紫義は堅苦しい背広の上を脱ぎ、カーディガンを羽織った格好で廊下を歩いていた。ぱっと見、生徒である。

廊下ですれ違う生徒に声をかけられたり、好奇な視線を送られるが紫義は全く気にせず、在学中よく世話になった思い出の場所へ向かっていた。



(ひっさしぶりだなぁ〜)



なんて高揚した気分。例えるならルンルンしている。



サイヤ高校は3棟に別れている。1、2棟は教室や教務室、体育館などあり、3棟は資料室が殆どで、部活動や会議のために使用する空き教室で成っている。


今、紫義が向かっている場所は3棟。ゆいいつ屋上の開放を許されている棟なのだ。




階段をあがり、昼飯の手作り弁当を片手に扉を開く。


湿った暗い空間が一気に真っ白になって視界を惑わす。




「くぁ〜〜〜っ」




紫義は鉄格子まで歩み、思いっきり伸びをして太陽を浴びる。雲一つない晴天の下、紫義は目をつむり顔を上げた。



「ん〜、此処は変わらないなぁ」



鉄格子に両肘を乗せ独り言を呟く。心地好いポカポカの太陽とそよ風を受けながら、まるで学生時代に戻ったようだと感傷に浸る。



一部始終を見られているとも知らずに……





「…プッ……」


「…?」


「センセー、やっぱ可愛いなァ」




声のしたほうへ紫義は振り向く。

出入口の上。コンクリートにそいつはいた。




「……あれ?」


「生徒の顔は覚えよーぜ?」

「…えーと、ターレス?」

「よく出来ました」

「お前さんもここで飯なのか?」

「俺だけじゃねーよ。もう二人いる。一人は購買だがな…」

「そか。ねぇ、俺もそこいい?」


「…は?」




ターレスはこちらを指さし、下から見上げてくる新米教師をじっと見詰めた。

見た目は華奢で女のような物腰柔らかそう。しかし、どこか女と欠けている。だからと言って男うんぬんと言えない。

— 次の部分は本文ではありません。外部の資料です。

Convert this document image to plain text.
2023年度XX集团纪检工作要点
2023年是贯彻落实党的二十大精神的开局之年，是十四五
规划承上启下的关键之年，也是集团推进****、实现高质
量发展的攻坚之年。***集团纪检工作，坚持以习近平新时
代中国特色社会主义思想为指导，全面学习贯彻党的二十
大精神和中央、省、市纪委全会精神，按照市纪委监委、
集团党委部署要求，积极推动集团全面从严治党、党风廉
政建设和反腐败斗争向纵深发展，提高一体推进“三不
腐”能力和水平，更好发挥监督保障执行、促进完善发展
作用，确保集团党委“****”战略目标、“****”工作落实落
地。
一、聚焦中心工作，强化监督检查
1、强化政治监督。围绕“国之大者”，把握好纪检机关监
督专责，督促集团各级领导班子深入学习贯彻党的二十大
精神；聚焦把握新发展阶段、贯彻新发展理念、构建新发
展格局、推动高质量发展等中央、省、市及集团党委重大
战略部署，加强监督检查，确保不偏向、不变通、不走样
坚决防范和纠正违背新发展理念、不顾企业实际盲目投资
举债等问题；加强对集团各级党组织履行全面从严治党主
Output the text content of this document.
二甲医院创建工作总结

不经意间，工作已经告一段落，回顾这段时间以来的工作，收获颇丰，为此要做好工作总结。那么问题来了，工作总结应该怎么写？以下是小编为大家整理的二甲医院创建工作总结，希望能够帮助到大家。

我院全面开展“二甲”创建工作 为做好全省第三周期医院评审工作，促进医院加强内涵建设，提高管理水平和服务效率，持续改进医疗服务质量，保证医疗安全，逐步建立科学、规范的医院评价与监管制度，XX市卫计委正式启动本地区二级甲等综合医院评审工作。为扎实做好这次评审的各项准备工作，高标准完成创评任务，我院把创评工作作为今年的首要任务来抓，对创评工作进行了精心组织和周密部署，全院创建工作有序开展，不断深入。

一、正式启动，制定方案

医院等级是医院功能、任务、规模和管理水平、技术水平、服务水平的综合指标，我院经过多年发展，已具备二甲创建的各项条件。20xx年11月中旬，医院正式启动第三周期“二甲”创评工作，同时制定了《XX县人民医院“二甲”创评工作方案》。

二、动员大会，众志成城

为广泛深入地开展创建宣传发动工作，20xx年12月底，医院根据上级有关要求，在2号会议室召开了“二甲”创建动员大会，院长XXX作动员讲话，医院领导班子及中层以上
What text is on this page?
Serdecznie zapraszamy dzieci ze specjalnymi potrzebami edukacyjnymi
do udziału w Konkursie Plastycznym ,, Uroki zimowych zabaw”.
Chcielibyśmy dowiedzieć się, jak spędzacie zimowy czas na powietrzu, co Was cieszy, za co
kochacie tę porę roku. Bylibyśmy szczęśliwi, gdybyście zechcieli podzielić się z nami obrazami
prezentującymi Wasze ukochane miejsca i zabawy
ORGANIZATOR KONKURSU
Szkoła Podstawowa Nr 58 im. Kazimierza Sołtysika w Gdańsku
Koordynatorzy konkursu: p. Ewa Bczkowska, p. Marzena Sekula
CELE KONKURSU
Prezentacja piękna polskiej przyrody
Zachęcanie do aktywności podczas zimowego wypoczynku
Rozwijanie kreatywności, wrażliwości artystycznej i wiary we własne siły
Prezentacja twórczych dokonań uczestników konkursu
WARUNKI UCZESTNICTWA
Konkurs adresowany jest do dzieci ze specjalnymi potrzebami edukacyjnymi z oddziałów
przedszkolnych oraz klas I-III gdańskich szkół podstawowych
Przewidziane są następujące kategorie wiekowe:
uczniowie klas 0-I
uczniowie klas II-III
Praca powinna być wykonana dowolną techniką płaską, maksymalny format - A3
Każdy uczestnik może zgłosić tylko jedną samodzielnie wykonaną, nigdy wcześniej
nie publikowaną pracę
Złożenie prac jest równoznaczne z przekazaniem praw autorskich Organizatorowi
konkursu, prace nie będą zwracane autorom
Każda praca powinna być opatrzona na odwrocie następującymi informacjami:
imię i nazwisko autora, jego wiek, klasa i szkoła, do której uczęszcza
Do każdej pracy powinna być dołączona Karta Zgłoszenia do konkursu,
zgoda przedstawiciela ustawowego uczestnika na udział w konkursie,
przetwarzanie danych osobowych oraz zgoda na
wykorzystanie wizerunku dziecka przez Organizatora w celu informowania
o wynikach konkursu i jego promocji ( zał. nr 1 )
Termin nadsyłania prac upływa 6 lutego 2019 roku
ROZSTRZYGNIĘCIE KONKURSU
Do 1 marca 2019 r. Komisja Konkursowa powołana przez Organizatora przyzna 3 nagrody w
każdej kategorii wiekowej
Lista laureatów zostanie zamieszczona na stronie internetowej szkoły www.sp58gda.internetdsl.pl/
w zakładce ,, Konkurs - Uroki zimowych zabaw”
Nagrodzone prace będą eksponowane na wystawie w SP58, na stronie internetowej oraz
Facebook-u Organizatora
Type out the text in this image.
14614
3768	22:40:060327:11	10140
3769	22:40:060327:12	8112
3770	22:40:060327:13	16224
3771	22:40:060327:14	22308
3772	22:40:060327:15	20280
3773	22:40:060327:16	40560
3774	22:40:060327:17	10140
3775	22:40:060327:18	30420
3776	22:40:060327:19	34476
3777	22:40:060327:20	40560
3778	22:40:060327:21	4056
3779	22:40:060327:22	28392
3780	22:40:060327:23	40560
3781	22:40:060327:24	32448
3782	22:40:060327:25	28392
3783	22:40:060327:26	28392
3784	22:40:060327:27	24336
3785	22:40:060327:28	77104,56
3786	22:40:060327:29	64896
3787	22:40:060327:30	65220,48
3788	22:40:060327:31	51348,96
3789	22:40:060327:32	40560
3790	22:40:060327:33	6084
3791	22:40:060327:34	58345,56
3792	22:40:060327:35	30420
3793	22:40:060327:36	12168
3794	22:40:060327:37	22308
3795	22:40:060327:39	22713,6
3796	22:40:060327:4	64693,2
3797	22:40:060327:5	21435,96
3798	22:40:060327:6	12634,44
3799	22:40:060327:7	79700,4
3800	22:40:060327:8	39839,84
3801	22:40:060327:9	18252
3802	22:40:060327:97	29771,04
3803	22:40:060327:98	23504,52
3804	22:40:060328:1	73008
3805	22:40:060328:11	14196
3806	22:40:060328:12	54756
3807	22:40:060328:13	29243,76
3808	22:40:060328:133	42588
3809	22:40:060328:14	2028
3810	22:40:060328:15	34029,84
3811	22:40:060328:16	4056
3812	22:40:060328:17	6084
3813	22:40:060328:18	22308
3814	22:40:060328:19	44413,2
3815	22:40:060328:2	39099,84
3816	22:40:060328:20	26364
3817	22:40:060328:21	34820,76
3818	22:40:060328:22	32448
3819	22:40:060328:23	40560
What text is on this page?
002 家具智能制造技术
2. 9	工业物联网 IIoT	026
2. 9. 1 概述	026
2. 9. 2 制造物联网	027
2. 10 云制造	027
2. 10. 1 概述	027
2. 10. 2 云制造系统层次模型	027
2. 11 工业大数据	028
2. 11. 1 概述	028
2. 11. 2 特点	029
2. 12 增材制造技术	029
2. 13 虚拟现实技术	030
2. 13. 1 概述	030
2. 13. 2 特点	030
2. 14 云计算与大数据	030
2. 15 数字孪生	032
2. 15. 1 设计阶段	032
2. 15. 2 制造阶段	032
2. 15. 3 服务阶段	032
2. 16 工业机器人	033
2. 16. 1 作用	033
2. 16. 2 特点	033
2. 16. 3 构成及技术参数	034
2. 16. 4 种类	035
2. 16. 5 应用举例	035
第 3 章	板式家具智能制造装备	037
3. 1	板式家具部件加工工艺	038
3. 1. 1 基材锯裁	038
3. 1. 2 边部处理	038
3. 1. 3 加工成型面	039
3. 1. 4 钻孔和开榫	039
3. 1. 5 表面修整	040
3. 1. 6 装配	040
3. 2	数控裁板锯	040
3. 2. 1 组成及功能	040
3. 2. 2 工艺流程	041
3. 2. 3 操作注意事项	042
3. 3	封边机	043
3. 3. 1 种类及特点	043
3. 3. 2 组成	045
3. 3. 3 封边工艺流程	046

こんな事を考えているあたりで、既に惹かれているなんてターレスは気づいていない。



紫義はターレスの視線など気に留めず、片手をターレスに差し出す。



「…なんだよ」

「ほら、手」

「…」




ターレスは逞しくゴツゴツした手を差し出す。それをぎゅっと握り、壁に足をかけて跳躍する。

ターレスが力強く引っ張ってくれたおかげで軽々と上がることができた。


紫義は、あぐらをかいたターレスの目の前に座り一言お礼をいう。紫義の笑顔を軽く返したターレスだったが、握った手の感触と身軽さにどうにもアテられたようで、不思議な感覚に捕われ始める。


自分の手を閉じたり開いたりしているターレスに気づかず、紫義はもう一人の人物に目を見開いた。



「あ、と……か、か、カカロット?」

「…」


「へぇ、ここたまり場なのか?」

「…」

「イイ場所だよなぁ」

「…」



両手を枕に仰向けで目をつむっているカカロットに話しかける紫義。相手が寝ている寝ていない関係なく話しかけているあたり抜けている。



「…センセーよ。会話になってないぜ」

「ん?そうだな」

「……」



あぐらをかいたターレスの片足を跨ぐように身を乗り出している紫義は顔だけターレスに向けて笑っている。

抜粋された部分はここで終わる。